Nicole kembali meninju samsak di hadapannya. Samsak itu milik Greyson, di gantung di beranda belakang rumah. Dia jarang sekali menggunakan benda itu, hanya pada saat tertentu. Tidak seperti Justin yang akan menyetel lagu keras-keras dan bertingkah layaknya vokalis band rock terkenal saat sedang kesal, Nicole lebih memilih meninju samsak itu untuk pelampiasan emosinya. Itu menyenangkan. Seolah-olah dia sedang meninju wajah orang-orang yang membuatnya kesal.

"Hanya bersenang-senang, katamu?" Nicole kembali meninju samsak itu dengan keras. Meskipun sudah membalut tangannya dengan kain, tetap saja tangannya terasa sakit.
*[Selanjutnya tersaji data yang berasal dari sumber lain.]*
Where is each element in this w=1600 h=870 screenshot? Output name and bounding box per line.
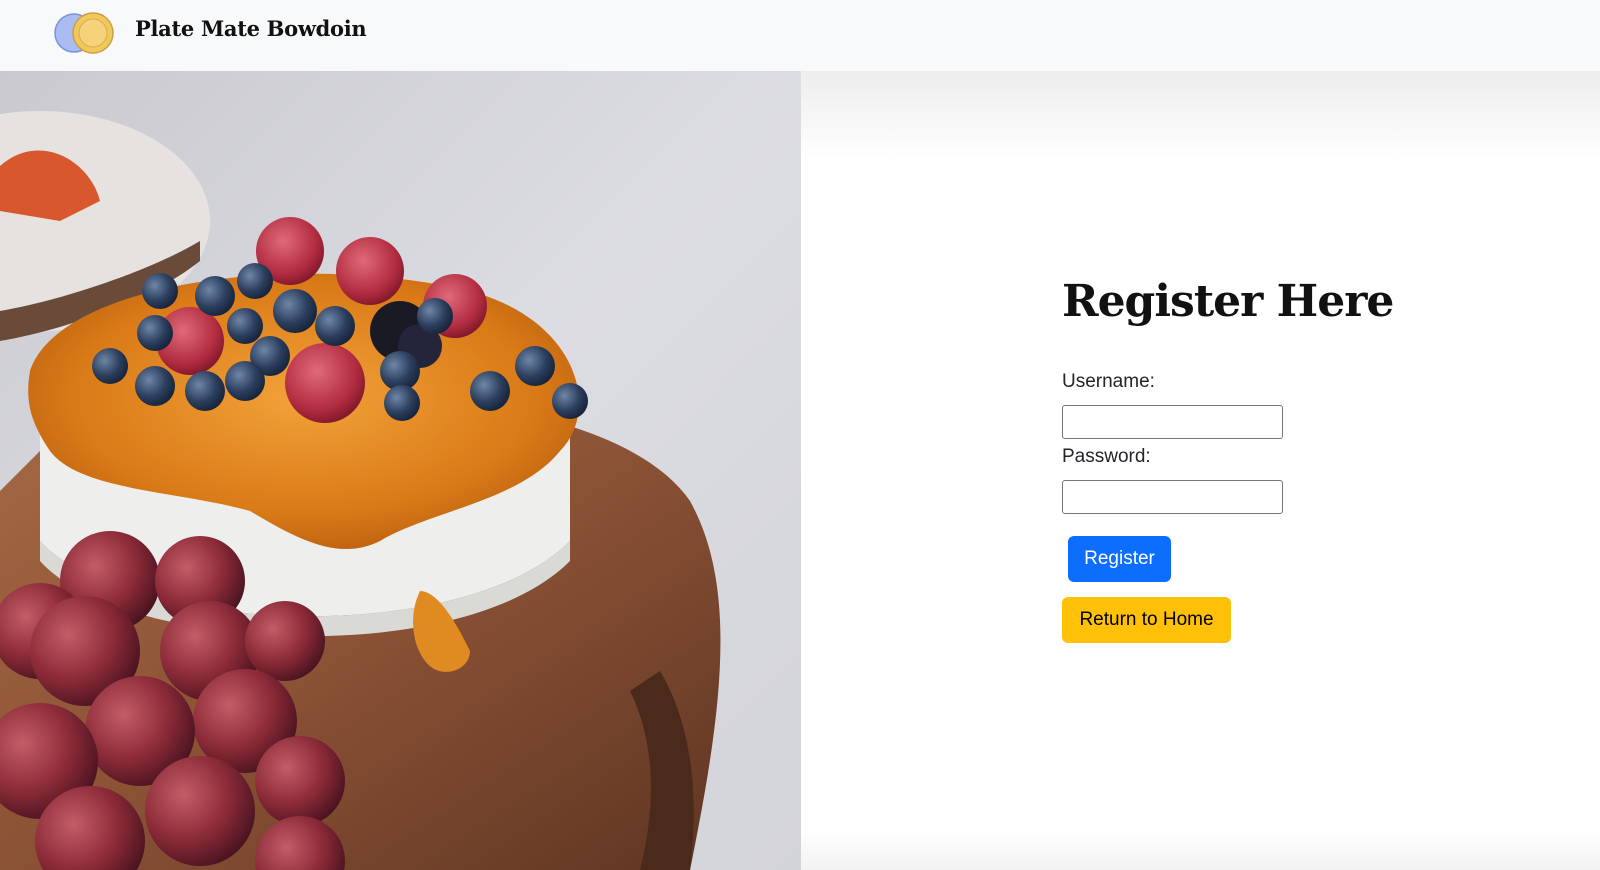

Tapi dia tidak peduli. Dia harus melakukan ini sampai emosinya mereda, meskipun nantinya dia akan terkapar kelelahan. "Bagaimana mungkin aku baik-baik saja setelah kau meniduri calon suamiku?! Dan sekarang, laki-laki yang mengaku mencintaiku itu hilang entah kemana! Benar-benar hidup yang sempurna!"

Bugh! Bugh! Bugh!

"Dasar bajingan brengsek sialan!!" Nicole semakin bersemangat memukuli samsak itu. Nicole mengangkat kakinya, dan menendang samsak hingga benda itu terdorong ke depan. Tepat saat dia berbalik, tubuhnya dihantam keras oleh samsak yang berayun-akibat tendangannya tadi-membuatnya langsung tersungkur di lantai.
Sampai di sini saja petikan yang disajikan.